Beyond Accuracy and Complexity: The Effective Information Criterion for Structurally Stable Symbolic Regression
Zihan Yu, Guanren Wang, Jingtao Ding, Huandong Wang, Yong Li
TL;DR
The paper addresses the inadequacy of traditional accuracy- and complexity-based objectives in symbolic regression by introducing the Effective Information Criterion (EIC), which quantifies structural stability as the amplification of rounding noise through a formula's computation graph. EIC is defined via a recursive relation on a formula's symbol tree and a worst-case node metric: $\text{EIC} = \max_{k \in \mathcal{T}[f]} \log_{10} \bar{s}_k$, with $\bar{s}_k^2 = \mathbb{E}_{x}[s_k^2(x)]$ and $s_k^2(x) = 1 + \sum_{i \in \mathcal{C}[k]} \kappa_{k,i}^2(x) s_i^2(x)$, where $\kappa_{k,i}$ is a relative condition number. The authors show a structural stability gap between human-derived physical laws and SR-discovered formulas, and demonstrate EIC's practical utility: improving Pareto fronts in heuristic search, increasing pretraining sample efficiency for generative SR by filtering high-EIC samples, and aligning with human interpretability preferences in a majority of cases. These results suggest that enforcing structural stability via EIC can enhance interpretability and reliability in AI-driven scientific discovery. The work also provides physical and signal-processing interpretations, and validates EIC through extensive human expert and LLM corroboration.
Abstract
Symbolic regression (SR) traditionally balances accuracy and complexity, implicitly assuming that simpler formulas are structurally more rational.

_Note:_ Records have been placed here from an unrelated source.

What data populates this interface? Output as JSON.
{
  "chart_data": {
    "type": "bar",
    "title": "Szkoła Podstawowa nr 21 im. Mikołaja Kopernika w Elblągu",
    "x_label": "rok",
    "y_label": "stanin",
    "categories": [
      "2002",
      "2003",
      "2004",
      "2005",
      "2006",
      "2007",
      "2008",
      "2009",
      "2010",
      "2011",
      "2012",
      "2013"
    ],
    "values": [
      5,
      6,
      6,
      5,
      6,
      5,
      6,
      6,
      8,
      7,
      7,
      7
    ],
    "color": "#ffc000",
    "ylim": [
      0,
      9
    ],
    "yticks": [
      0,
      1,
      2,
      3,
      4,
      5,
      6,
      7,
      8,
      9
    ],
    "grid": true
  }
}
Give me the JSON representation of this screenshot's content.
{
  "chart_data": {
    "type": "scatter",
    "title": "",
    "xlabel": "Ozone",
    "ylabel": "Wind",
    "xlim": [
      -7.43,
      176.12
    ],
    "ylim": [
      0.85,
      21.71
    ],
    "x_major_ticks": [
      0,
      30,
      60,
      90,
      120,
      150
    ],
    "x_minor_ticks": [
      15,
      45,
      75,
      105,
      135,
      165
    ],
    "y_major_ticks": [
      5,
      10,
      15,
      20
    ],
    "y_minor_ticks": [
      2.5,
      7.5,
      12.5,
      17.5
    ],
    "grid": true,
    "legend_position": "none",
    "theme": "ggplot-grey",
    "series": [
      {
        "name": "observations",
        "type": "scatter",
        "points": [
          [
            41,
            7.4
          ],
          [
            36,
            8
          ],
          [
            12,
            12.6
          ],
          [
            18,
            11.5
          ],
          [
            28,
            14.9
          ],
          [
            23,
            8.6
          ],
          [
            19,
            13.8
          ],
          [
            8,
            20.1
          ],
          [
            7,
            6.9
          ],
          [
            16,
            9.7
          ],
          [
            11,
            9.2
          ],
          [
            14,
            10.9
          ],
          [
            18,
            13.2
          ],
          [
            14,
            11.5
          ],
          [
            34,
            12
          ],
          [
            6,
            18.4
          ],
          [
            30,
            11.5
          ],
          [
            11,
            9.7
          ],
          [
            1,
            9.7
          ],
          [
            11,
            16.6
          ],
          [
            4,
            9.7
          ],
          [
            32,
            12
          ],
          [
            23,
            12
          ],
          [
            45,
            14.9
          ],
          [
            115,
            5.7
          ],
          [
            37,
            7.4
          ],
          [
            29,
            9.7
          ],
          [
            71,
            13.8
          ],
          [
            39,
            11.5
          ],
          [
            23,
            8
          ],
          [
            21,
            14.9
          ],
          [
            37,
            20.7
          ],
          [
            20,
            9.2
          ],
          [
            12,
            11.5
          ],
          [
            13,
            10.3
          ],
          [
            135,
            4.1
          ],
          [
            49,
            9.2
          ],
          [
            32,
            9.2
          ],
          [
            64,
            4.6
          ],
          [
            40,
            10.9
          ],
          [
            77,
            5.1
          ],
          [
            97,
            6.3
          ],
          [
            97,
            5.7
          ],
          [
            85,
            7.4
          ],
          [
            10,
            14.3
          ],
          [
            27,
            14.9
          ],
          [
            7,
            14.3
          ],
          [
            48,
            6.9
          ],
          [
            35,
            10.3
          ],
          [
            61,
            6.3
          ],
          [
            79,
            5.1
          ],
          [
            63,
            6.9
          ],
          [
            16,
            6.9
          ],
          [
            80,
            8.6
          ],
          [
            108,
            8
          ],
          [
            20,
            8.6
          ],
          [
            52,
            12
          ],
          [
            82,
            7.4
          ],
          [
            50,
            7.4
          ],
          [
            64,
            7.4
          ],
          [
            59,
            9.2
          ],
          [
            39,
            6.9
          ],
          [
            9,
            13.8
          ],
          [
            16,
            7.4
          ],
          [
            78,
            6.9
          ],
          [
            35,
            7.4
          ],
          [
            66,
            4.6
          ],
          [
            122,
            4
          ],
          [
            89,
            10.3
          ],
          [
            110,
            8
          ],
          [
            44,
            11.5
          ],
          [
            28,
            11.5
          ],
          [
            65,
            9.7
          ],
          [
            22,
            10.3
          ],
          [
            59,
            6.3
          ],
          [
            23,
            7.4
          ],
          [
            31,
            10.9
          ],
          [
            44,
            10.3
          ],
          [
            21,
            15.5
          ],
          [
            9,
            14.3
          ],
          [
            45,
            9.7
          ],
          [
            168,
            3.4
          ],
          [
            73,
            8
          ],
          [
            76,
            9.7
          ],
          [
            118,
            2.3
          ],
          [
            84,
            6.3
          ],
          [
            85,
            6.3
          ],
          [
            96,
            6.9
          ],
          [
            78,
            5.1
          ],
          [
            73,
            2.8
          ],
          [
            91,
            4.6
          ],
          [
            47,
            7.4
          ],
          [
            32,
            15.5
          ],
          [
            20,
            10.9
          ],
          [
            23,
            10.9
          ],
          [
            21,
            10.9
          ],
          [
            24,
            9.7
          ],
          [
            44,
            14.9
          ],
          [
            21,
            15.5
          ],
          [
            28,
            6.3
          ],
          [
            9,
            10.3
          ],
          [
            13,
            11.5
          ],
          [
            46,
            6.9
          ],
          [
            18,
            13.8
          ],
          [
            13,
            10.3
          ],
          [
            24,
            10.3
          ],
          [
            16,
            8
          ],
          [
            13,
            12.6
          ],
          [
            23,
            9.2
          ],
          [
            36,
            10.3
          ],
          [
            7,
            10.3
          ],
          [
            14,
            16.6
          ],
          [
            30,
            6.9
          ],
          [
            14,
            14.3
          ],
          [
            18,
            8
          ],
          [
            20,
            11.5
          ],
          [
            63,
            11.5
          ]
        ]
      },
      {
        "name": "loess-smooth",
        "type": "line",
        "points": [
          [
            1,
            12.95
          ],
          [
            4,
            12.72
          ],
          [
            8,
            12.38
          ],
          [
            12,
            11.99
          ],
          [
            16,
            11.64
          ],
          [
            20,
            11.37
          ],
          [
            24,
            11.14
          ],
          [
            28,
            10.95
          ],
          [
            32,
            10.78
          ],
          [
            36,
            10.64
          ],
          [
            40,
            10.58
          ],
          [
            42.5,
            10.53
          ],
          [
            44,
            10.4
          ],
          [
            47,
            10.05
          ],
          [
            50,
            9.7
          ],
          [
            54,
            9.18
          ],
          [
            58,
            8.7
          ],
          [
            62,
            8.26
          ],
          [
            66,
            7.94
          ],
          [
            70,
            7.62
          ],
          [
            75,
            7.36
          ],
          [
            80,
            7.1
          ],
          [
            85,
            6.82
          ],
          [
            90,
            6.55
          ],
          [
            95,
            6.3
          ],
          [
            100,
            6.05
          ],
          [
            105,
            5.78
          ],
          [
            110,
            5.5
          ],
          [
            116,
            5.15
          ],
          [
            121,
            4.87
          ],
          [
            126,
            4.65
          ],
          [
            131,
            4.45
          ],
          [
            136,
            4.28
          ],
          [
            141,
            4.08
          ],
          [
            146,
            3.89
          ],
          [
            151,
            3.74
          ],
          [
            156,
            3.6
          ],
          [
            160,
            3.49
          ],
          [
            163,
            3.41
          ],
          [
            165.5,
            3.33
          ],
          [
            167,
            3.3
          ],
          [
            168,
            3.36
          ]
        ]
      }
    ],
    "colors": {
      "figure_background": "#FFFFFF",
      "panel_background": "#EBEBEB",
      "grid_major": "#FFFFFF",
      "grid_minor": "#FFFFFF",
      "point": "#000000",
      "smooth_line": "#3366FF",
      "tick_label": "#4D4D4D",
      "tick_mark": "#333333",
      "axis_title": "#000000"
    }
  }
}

We argue that this assumption is insufficient: existing algorithms often exploit this metric to discover accurate and compact but structurally irrational formulas that are numerically ill-conditioned and physically inexplicable. Inspired by the structural stability of real physical laws, we propose the Effective Information Criterion (EIC) to quantify formula rationality. EIC models formulas as information channels and measures the amplification of inherent rounding noise during recursive calculation, effectively distinguishing physically plausible structures from pathological ones without relying on ground truth. Our analysis reveals a stark structural stability gap between human-derived equations and SR-discovered results. By integrating EIC into SR workflows, we provide explicit structural guidance: for heuristic search, EIC steers algorithms toward stable regions to yield superior Pareto frontiers; for generative models, EIC-based filtering improves pre-training sample efficiency by 2-4 times and boosts generalization R2 by 22.4%. Finally, an extensive study with 108 human experts shows that EIC aligns with human preferences in 70% of cases, validating structural stability as a critical prerequisite for human-perceived interpretability.